Ora come ora non è possibile arrivare a conoscere la situazione effettiva dello studio in quel momento poiché nonostante I.G e Tatsunoko se ne fossero andate per i motivi sopracitati, i cut della puntata 26 di Yoh Yoshinari sono frutto della classica ottima qualità del key animator, ma senza delle linee di divisione dei colori (che occupano una buona parte del tempo di creazione di una animazione realizzata con il metodo classico), proprio come nei contesti a pessima schedule.
C’è però anche da precisare che queste animazioni sono presentate in soli due cut ed essendo gli animatori pagati fondamentalmente per cut, ciò potrebbe anche lasciar suppore una totale mancanza di budget; nonostante ciò si sarebbe comunque potuto trovare un valente keyani dal costo minore di Yoshinari, all’epoca giovane prodigio della Gainax.
Ad ogni modo le serie televisive anime hanno un’organizzazione finanziaria a episodio in fase di preproduzione e per la cronaca per ogni episodio di Evangelion sono stati spesi 6,25 milioni di Yen ad eccezione degli ultimi 3, per i quali è stata spesa una imprecisata cifra minore, per ovvi motivi dovuti al ristretto staff. Quella somma di denaro equivale oggi a circa 260000 euro. Non è certo poco se pensate che mediamente una serie di quel periodo costava quasi la metà.
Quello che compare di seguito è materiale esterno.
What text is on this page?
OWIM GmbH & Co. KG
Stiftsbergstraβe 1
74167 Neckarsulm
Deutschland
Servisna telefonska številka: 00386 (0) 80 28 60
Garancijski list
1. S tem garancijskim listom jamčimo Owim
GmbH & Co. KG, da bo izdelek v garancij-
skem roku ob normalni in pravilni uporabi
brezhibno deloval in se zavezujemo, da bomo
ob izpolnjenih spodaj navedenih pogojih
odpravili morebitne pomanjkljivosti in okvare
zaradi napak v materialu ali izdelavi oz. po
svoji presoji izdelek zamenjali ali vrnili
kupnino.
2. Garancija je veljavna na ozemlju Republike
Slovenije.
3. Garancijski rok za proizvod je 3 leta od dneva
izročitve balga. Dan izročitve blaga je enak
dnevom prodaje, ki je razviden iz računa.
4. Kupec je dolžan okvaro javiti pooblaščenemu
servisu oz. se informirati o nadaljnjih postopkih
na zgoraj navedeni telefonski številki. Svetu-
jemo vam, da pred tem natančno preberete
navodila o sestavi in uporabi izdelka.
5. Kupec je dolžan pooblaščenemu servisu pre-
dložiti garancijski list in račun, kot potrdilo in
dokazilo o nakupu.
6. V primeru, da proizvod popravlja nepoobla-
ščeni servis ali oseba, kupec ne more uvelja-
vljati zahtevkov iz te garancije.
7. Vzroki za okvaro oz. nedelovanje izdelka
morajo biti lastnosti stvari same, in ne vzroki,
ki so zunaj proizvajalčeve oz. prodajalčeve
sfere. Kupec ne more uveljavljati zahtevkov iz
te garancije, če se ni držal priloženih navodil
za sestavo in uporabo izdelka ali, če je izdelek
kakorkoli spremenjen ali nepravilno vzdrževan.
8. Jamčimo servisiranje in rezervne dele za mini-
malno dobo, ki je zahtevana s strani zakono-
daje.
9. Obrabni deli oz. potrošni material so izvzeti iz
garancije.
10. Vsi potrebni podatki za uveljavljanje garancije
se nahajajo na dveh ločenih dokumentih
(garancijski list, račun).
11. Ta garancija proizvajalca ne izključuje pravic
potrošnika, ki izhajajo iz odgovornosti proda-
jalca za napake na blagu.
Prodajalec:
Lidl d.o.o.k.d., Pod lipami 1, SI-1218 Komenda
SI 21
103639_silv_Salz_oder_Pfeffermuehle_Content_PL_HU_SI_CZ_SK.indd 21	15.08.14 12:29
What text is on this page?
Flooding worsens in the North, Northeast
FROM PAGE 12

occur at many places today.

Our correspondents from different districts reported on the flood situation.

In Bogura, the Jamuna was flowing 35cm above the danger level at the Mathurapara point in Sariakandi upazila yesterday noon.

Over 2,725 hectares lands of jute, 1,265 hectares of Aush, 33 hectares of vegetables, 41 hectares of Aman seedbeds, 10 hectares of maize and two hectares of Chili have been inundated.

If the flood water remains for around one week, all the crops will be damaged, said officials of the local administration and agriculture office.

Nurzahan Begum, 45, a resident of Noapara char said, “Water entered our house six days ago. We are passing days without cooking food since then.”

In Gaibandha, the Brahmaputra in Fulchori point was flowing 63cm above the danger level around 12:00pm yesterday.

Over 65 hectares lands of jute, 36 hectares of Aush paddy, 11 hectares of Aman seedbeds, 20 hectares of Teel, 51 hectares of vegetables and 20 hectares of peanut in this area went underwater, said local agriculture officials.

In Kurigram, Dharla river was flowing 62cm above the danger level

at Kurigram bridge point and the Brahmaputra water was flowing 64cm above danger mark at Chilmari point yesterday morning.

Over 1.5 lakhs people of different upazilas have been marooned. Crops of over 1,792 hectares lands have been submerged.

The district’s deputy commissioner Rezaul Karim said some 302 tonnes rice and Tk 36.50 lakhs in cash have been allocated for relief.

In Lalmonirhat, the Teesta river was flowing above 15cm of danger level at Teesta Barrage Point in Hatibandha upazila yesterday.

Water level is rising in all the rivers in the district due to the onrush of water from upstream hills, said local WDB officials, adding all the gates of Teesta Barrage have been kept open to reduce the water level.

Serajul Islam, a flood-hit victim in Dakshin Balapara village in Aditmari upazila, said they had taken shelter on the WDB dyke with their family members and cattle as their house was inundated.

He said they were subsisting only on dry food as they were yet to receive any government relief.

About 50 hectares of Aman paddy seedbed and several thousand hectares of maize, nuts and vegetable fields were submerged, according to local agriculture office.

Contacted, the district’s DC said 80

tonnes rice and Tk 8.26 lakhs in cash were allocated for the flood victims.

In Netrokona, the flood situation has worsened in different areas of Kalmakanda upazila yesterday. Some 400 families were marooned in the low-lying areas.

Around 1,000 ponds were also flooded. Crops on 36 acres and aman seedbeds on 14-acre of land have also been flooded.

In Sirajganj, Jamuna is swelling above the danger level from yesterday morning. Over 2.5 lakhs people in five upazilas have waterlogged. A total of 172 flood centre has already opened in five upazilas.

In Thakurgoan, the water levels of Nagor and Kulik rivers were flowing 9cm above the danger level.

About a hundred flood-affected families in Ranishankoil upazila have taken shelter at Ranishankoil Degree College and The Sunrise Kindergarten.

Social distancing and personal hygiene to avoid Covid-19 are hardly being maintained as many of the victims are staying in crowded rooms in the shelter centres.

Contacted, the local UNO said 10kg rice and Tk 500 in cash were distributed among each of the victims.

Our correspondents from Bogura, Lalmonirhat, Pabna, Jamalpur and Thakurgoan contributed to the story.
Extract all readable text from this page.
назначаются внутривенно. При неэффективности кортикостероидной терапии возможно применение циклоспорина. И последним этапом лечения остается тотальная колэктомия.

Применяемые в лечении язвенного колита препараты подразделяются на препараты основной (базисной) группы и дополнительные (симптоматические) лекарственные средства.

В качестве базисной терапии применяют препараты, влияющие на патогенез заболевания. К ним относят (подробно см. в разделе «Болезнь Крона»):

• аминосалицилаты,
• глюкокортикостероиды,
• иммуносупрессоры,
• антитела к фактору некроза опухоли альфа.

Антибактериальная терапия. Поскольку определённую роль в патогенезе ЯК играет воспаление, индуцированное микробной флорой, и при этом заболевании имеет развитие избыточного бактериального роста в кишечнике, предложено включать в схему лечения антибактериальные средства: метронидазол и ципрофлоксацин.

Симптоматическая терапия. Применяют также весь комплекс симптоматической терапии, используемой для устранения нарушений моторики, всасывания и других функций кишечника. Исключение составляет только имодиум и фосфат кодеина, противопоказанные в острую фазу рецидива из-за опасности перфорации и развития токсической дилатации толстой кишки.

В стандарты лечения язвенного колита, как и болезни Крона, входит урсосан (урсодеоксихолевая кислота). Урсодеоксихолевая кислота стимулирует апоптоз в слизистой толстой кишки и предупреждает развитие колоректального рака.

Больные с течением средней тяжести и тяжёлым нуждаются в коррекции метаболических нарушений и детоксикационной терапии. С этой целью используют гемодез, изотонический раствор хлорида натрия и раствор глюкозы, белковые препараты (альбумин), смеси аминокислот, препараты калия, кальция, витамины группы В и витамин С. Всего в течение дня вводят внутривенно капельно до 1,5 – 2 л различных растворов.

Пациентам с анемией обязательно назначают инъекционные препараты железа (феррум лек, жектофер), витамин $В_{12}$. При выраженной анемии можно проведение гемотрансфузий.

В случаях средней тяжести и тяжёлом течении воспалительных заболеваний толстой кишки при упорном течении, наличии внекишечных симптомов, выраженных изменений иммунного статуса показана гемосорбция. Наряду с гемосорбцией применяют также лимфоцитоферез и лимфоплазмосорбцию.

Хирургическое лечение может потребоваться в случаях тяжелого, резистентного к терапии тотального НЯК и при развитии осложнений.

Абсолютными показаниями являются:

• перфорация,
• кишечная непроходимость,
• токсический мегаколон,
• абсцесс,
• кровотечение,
Forte influenza della letteratura sulle tematiche e sui concept delle opere
Entrambi i cartoni animati sono stati influenzati da romanzi di fantascienza con cui gli autori erano entrati in contatto. Possiamo parlare di Starship Troopers del grande Robert Anson Heinlein come l’influenza principale di Mobile Suit Gundam, ma è così facile trovare una univoca influenza anche per Eva? Io credo proprio di no, e per questo dovrò citarvi parecchie opere: Childhood’s End di Arthur C. Clarke, da cui viene presa l’idea degli Angeli; The Divine Invasion di Philip K. Dick, da cui sono stati presi molti parallelismi religiosi; The Andromeda Strain di Michael Crichton, da cui nasce l’idea dell’angelo Ireul; un gran numero di romanzi di Ryu Murakami, i cui personaggi sono stati un’ottima base per la realizzazione di Shinji; infine il poema Pippa Passes di Robert Browning, che presenta una “estetica della tragedia” molto simile a quella di Eva (in particolar modo in The End). Non tutte queste opere sono facilmente accessibili al pubblico italiano senza una buona conoscenza dell’inglese, ad eccezione delle prime tre che sono facilmente reperibili. Ci sono poi molte citazioni ad altri romanzi e racconti come per esempio The Beast That Shouted Love at the Heart of the World di Harlan Ellison, ma esse finiscono per essere quasi solo fanservice per gli appassionati della sci-fi piuttosto che vere influenze.
Ci sono anche altri minori parallelismi, come ad esempio la caratterizzazione dei personaggi di Rei e Kaworu in contrapposizione a Lalah o l’introduzione di scene registiche fortemente espressioniste in un contesto mainstream, ma parlarne qui e ora trasformerebbe questo articolo già fin troppo lungo in un saggio vero e proprio. Se però trovate interessante questo tipo di approfondimenti non è impossibile che presto, qui o su altri lidi, si tenterà di sviluppare anche una seconda parte.
Grazie di aver dedicato il vostro prezioso tempo alla lettura e buon viaggio nel meraviglioso mondo dell’animazione giapponese!